Problem solving fixes malfunctioning parts and restores a system to its previous functioning, analogous to fixing a flat tyre in a car.
Problem solving is required if faults, mistakes, blockages or deterioration occur in an otherwise well functioning system. It is also required to refine a design or amend parts of a system to improve their fit within the larger whole.
The generic method of problem solving is root-cause analysis (i.e. identifying why the system malfunctions) and then “fixing” the part which causes the problem.
This approach restores the system to the state it was in before the problem occurred. It does not change the form or function of the system itself. For example, if the car breaks down, fixing the malfunctioning part restores the functioning of the car. Likewise, if a new filing clerk makes mistakes, training the person will eliminate the filing problems caused by that person. These interventions do not change the car or the filing system.
In problem solving, the logic of the problem IS the logic of the solution. The design of the system represents the logic that guides the problem analysis and identification.
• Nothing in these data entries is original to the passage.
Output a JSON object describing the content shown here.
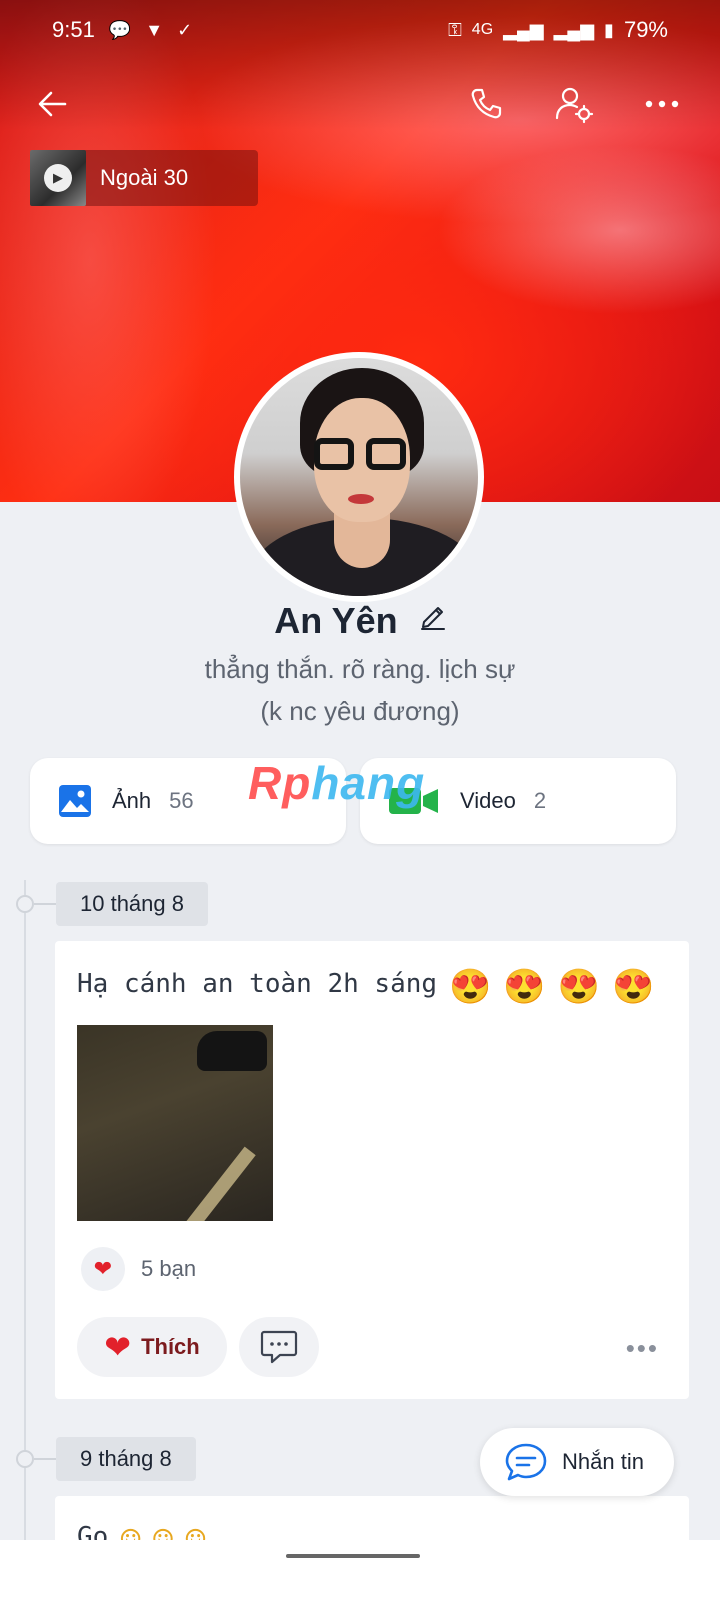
{
  "status_bar": {
    "time": "9:51",
    "network": "4G",
    "battery": "79%",
    "icons": [
      "messenger-icon",
      "shield-icon",
      "check-icon",
      "key-icon",
      "signal-icon",
      "battery-icon"
    ]
  },
  "top_bar": {
    "icons": [
      "back-arrow-icon",
      "phone-icon",
      "user-settings-icon",
      "more-icon"
    ]
  },
  "music": {
    "title": "Ngoài 30"
  },
  "profile": {
    "name": "An Yên",
    "bio_line1": "thẳng thắn. rõ ràng. lịch sự",
    "bio_line2": "(k nc yêu đương)"
  },
  "media": {
    "photos_label": "Ảnh",
    "photos_count": "56",
    "videos_label": "Video",
    "videos_count": "2"
  },
  "watermark": {
    "text_a": "Rp",
    "text_b": "hang"
  },
  "timeline": [
    {
      "date": "10 tháng 8",
      "text": "Hạ cánh an toàn 2h sáng",
      "emojis": [
        "😍",
        "😍",
        "😍",
        "😍"
      ],
      "reaction_count": "5 bạn",
      "like_label": "Thích"
    },
    {
      "date": "9 tháng 8",
      "text": "Go",
      "emojis": [
        "☺",
        "☺",
        "☺"
      ]
    }
  ],
  "fab": {
    "label": "Nhắn tin"
  },
  "colors": {
    "accent_blue": "#1a73e8",
    "like_red": "#e2212b",
    "video_green": "#24b34a"
  }
}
Once the problem is understood, the logic of the design also suggests the appropriate solution.
Problem solving does not require creativity as much as expertise and detailed knowledge of the system and its functioning.
Problem solving restores a system to its current future.
relevance for the change manager
Many complex problems faced by an organisation can be dissected into sub-problems, some of which require problem solving.
A systemic change methodology distinguishes between problems that can be solved and those that cannot and therefore require system redesign.
The so called “quick wins” that change managers try to achieve when starting a major change intervention are typically derived from solving those parts of a complex problem situation (or mess) that can be solved.